By Matt Doiron
Forbes magazine recently released a number of "best ideas" from investors and analysts for 2013. Two of the investors who provided recommendations for their feature were billionaire Ken Fisher- who is not only a Forbes columnist but also the manager of Fisher Asset Management- and value investor Donald Yacktman. Here is our quick take on some of the stocks they discussed:
Fisher was bullish on large drug manufacturer Pfizer (PFE), arguing that its extensive portfolio of brands would help it see growth opportunities as the U.S. population ages and the rest of the world develops. Fisher Asset Management had increased its stake in Pfizer by 45% during the third quarter to 32 million shares, and it was the largest stock position in the fund's portfolio at the end of September (check out more of Ken Fisher's stock picks). At 19 times trailing earnings, we don't think that Pfizer is particularly cheap right now; to justify its current valuation, it will have to deliver on Fisher's growth thesis. Wall Street analysts expect strong growth next year, but with the company reporting a significant decline in earnings in the third quarter versus a year ago we'd be more cautious about investing.

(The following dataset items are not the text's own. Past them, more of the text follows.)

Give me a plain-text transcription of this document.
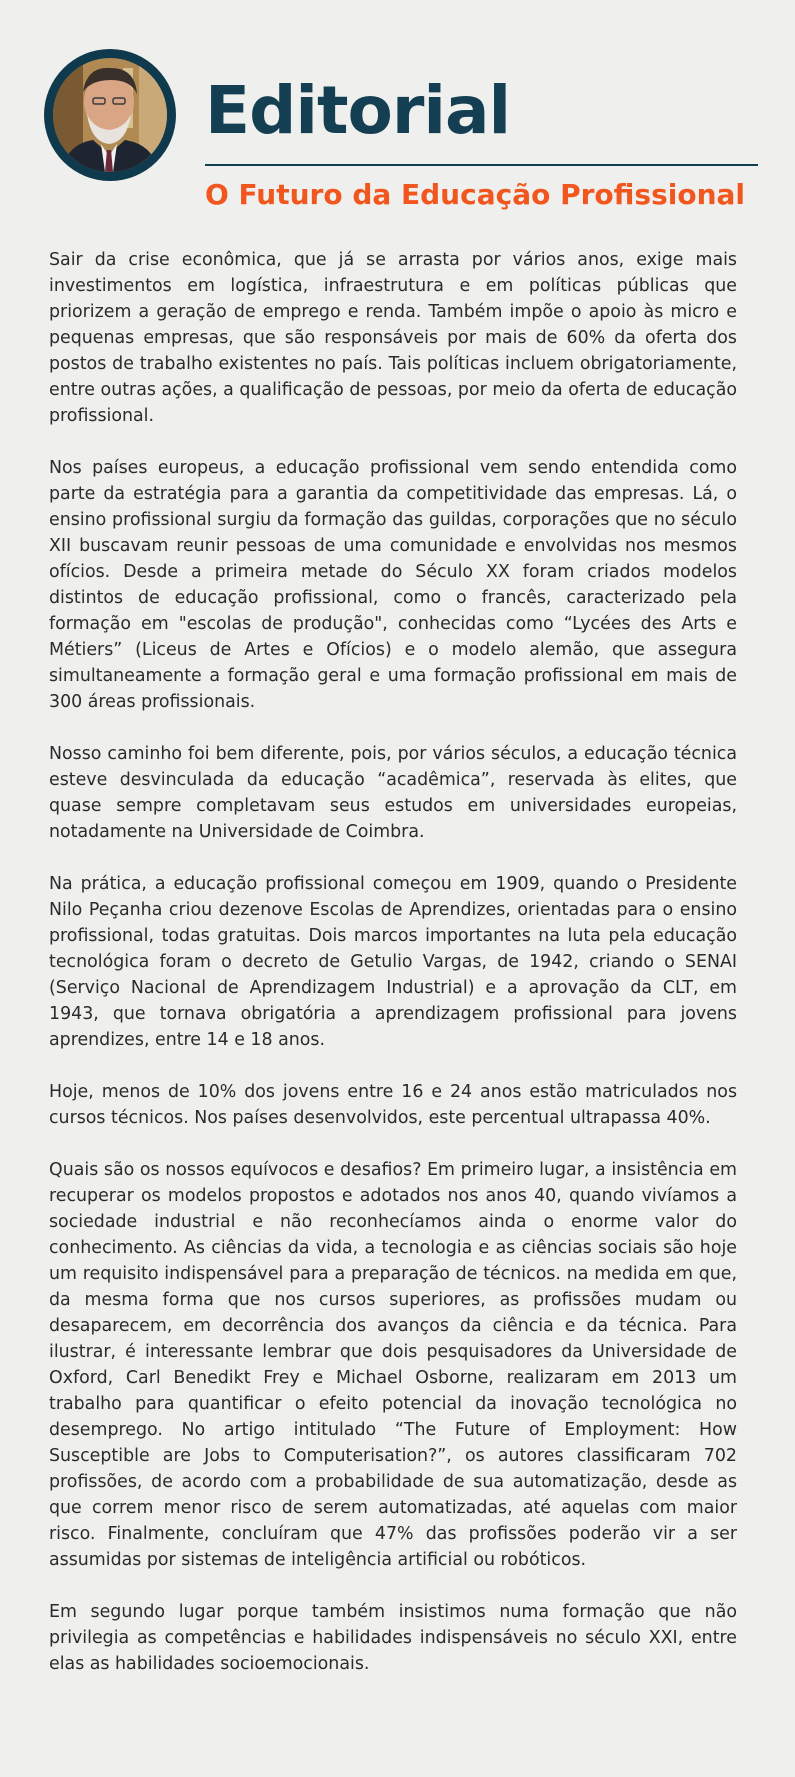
Editorial
O Futuro da Educação Profissional

Sair da crise econômica, que já se arrasta por vários anos, exige mais investimentos em logística, infraestrutura e em políticas públicas que priorizem a geração de emprego e renda. Também impõe o apoio às micro e pequenas empresas, que são responsáveis por mais de 60% da oferta dos postos de trabalho existentes no país. Tais políticas incluem obrigatoriamente, entre outras ações, a qualificação de pessoas, por meio da oferta de educação profissional.

Nos países europeus, a educação profissional vem sendo entendida como parte da estratégia para a garantia da competitividade das empresas. Lá, o ensino profissional surgiu da formação das guildas, corporações que no século XII buscavam reunir pessoas de uma comunidade e envolvidas nos mesmos ofícios. Desde a primeira metade do Século XX foram criados modelos distintos de educação profissional, como o francês, caracterizado pela formação em "escolas de produção", conhecidas como “Lycées des Arts e Métiers” (Liceus de Artes e Ofícios) e o modelo alemão, que assegura simultaneamente a formação geral e uma formação profissional em mais de 300 áreas profissionais.

Nosso caminho foi bem diferente, pois, por vários séculos, a educação técnica esteve desvinculada da educação “acadêmica”, reservada às elites, que quase sempre completavam seus estudos em universidades europeias, notadamente na Universidade de Coimbra.

Na prática, a educação profissional começou em 1909, quando o Presidente Nilo Peçanha criou dezenove Escolas de Aprendizes, orientadas para o ensino profissional, todas gratuitas. Dois marcos importantes na luta pela educação tecnológica foram o decreto de Getulio Vargas, de 1942, criando o SENAI (Serviço Nacional de Aprendizagem Industrial) e a aprovação da CLT, em 1943, que tornava obrigatória a aprendizagem profissional para jovens aprendizes, entre 14 e 18 anos.

Hoje, menos de 10% dos jovens entre 16 e 24 anos estão matriculados nos cursos técnicos. Nos países desenvolvidos, este percentual ultrapassa 40%.

Quais são os nossos equívocos e desafios? Em primeiro lugar, a insistência em recuperar os modelos propostos e adotados nos anos 40, quando vivíamos a sociedade industrial e não reconhecíamos ainda o enorme valor do conhecimento. As ciências da vida, a tecnologia e as ciências sociais são hoje um requisito indispensável para a preparação de técnicos. na medida em que, da mesma forma que nos cursos superiores, as profissões mudam ou desaparecem, em decorrência dos avanços da ciência e da técnica. Para ilustrar, é interessante lembrar que dois pesquisadores da Universidade de Oxford, Carl Benedikt Frey e Michael Osborne, realizaram em 2013 um trabalho para quantificar o efeito potencial da inovação tecnológica no desemprego. No artigo intitulado “The Future of Employment: How Susceptible are Jobs to Computerisation?”, os autores classificaram 702 profissões, de acordo com a probabilidade de sua automatização, desde as que correm menor risco de serem automatizadas, até aquelas com maior risco. Finalmente, concluíram que 47% das profissões poderão vir a ser assumidas por sistemas de inteligência artificial ou robóticos.

Em segundo lugar porque também insistimos numa formação que não privilegia as competências e habilidades indispensáveis no século XXI, entre elas as habilidades socioemocionais.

Fisher also submitted a sell recommendation to Forbes: $4 billion market cap grocer Safeway (SWY). In purely quantitative terms, Safeway looks like a classic value stock: it trades at 8 times earnings on either a trailing or a forward basis. It recently reported an increase in earnings compared to the same quarter last year, and sell-side analysts expect continued growth which place its five-year PEG ratio at a bit below 1. In addition, Safeway pays a 4.1% dividend yield at current prices and has increased its dividend payment every year since 2006. Yet Fisher isn't alone in his bearishness, as the most recent data shows that 30% of the outstanding shares are held short. Still, we'd be more interested in considering Safeway as a buy, and it might be worthwhile to look at the company more closely to see if it can at least sustain its current business.

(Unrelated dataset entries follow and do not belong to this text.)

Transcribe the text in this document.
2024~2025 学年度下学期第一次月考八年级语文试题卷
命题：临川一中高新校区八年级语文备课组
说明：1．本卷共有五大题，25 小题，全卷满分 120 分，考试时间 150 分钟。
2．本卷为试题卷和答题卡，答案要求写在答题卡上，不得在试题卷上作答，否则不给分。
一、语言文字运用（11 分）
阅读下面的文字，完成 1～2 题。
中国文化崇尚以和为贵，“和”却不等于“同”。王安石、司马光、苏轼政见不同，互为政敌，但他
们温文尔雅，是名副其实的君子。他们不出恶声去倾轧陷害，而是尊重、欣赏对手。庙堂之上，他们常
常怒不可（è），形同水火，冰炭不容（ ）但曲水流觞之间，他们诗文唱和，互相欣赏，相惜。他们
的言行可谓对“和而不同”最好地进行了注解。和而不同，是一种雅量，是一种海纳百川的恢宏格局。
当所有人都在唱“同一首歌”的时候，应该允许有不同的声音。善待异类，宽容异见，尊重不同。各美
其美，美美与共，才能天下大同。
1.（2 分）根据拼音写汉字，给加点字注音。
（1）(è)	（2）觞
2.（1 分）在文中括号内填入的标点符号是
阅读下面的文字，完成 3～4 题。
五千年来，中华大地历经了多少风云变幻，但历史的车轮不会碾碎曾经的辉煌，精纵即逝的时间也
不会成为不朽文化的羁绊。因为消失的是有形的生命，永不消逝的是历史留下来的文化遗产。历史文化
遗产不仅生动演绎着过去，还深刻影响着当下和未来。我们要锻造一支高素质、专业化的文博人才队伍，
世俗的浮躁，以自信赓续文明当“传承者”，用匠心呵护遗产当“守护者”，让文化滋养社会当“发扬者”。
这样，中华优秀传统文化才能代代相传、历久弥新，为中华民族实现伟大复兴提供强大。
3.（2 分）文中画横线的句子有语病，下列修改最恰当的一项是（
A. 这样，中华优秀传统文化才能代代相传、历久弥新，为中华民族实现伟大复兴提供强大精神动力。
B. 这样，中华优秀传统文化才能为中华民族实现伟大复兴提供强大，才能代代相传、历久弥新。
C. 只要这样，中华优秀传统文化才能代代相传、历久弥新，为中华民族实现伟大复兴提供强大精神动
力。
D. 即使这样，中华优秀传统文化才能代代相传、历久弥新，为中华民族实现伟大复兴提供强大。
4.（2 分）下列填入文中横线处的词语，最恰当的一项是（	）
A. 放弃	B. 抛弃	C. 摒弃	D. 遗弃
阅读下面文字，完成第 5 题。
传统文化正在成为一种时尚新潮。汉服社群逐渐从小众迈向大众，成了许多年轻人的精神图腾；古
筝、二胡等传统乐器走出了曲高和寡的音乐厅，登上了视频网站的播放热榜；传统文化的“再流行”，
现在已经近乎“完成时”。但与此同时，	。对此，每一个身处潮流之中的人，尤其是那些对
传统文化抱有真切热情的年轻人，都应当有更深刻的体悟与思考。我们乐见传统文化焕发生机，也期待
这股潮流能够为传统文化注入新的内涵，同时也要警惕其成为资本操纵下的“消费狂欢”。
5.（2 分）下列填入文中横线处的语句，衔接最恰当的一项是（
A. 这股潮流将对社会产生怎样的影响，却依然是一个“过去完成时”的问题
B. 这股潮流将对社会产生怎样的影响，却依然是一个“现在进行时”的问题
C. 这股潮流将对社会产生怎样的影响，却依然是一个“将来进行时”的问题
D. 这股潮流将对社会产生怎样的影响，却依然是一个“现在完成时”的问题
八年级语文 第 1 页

Yacktman liked the predictable, cash generating personal products company The Procter & Gamble Company (PG). Procter & Gamble owns brands including Gillette, Duracell, and Head & Shoulders; as the beta of 0.3 makes clear, consumers generally buy these products regardless of economic conditions. The company is also able to pay a dividend yield above 3% thanks to the stability of its business. However, as with Pfizer, the recent financials and valuation aren't really that great: the trailing P/E is 19, and revenue and earnings both slipped slightly last quarter versus a year earlier. While Warren Buffett's Berkshire Hathaway (BRK.B) owned 53 million shares at the end of the third quarter, this was down 11% from the beginning of July (see what stocks Warren Buffett has been buying instead).

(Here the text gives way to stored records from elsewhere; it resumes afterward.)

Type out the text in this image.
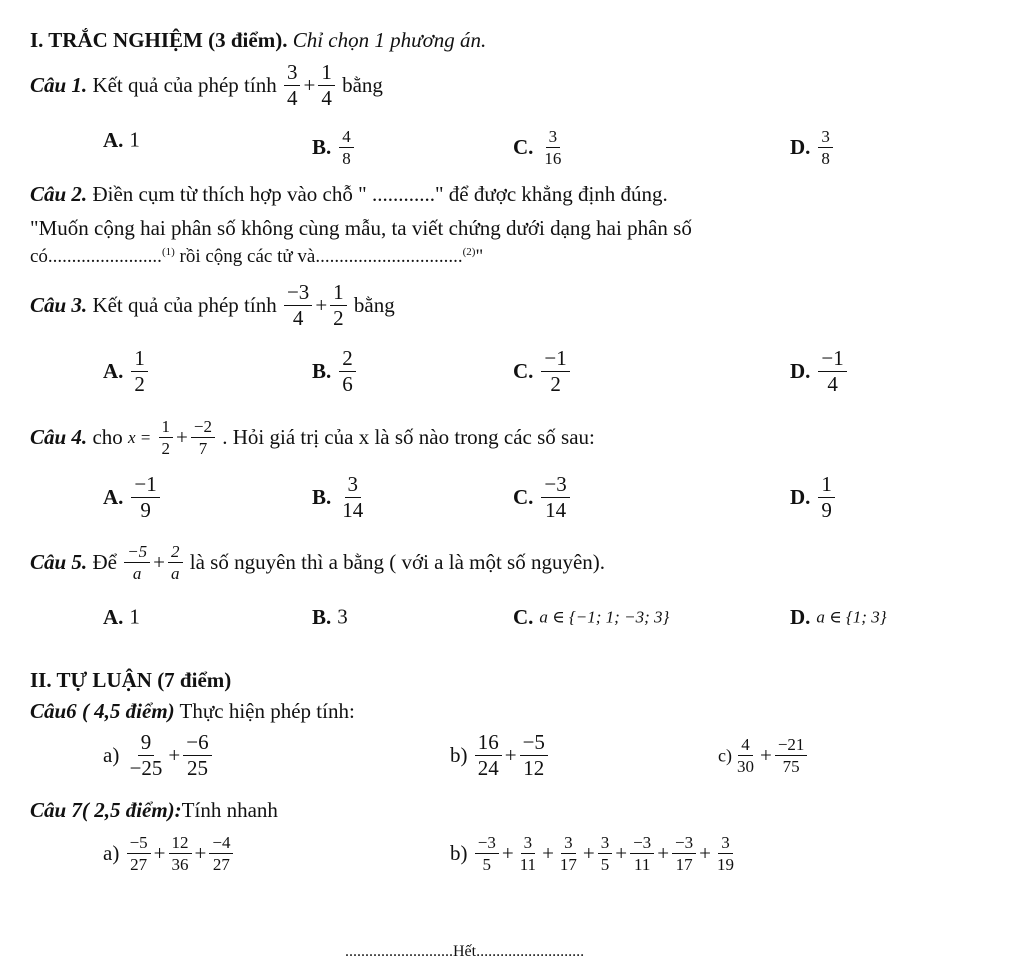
I. TRẮC NGHIỆM (3 điểm). Chỉ chọn 1 phương án.
Câu 1. Kết quả của phép tính $\frac{3}{4} + \frac{1}{4}$ bằng
A. 1	B. $\frac{4}{8}$	C. $\frac{3}{16}$	D. $\frac{3}{8}$
Câu 2. Điền cụm từ thích hợp vào chỗ " ............" để được khẳng định đúng.
"Muốn cộng hai phân số không cùng mẫu, ta viết chứng dưới dạng hai phân số
có........................$^{(1)}$ rồi cộng các tử và...............................$^{(2)}$"
Câu 3. Kết quả của phép tính $\frac{-3}{4} + \frac{1}{2}$ bằng
A. $\frac{1}{2}$	B. $\frac{2}{6}$	C. $\frac{-1}{2}$	D. $\frac{-1}{4}$
Câu 4. cho $x = \frac{1}{2} + \frac{-2}{7}$ . Hỏi giá trị của x là số nào trong các số sau:
A. $\frac{-1}{9}$	B. $\frac{3}{14}$	C. $\frac{-3}{14}$	D. $\frac{1}{9}$
Câu 5. Để $\frac{-5}{a} + \frac{2}{a}$ là số nguyên thì a bằng ( với a là một số nguyên).
A. 1	B. 3	C. a ∈ {−1; 1; −3; 3}	D. a ∈ {1; 3}
II. TỰ LUẬN (7 điểm)
Câu6 ( 4,5 điểm) Thực hiện phép tính:
$a) \frac{9}{-25} + \frac{-6}{25}$	$b) \frac{16}{24} + \frac{-5}{12}$	$c) \frac{4}{30} + \frac{-21}{75}$
Câu 7( 2,5 điểm):Tính nhanh
$a) \frac{-5}{27} + \frac{12}{36} + \frac{-4}{27}$	$b) \frac{-3}{5} + \frac{3}{11} + \frac{3}{17} + \frac{3}{5} + \frac{-3}{11} + \frac{-3}{17} + \frac{3}{19}$
...........................Hết...........................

Yacktman also encouraged investors to look at contrarian plays Hewlett-Packard Company (HPQ) and Research in Motion Limited (RIMM). Both of these tech companies are- in the conventional wisdom- being destroyed by an inability to adapt to a market in which consumers shift towards tablets and more Apple-like smartphones than the BlackBerry. HP currently trades at 4 times forward earnings estimates; its share price recently tumbled even further after the company wrote down a bad acquisition, and is now down 53% from a year ago. Research in Motion rallied recently on analyst forecasts of decent BlackBerry 10 sales, but it is still down 27% year to date with consensus still being that it will be unprofitable in its next fiscal year ending February 2014. Revenue at Research in Motion has also been plummeting, and so we'd avoid the stock (a short position might not be a good idea given the ever-persistent takeover rumors). HP was one of Relational Investors' top stock picks at the end of September, with that fund (managed by Ralph Whitworth) owning close to 35 million shares (check out more of the fund's top stock picks). Its most recent quarter showed a fairly modest decline in sales compared to the same period in the previous year. It might be worthy of further study, though we do expect continued weakness in the PC industry and would have to see progress in its transition towards becoming a more services-oriented company.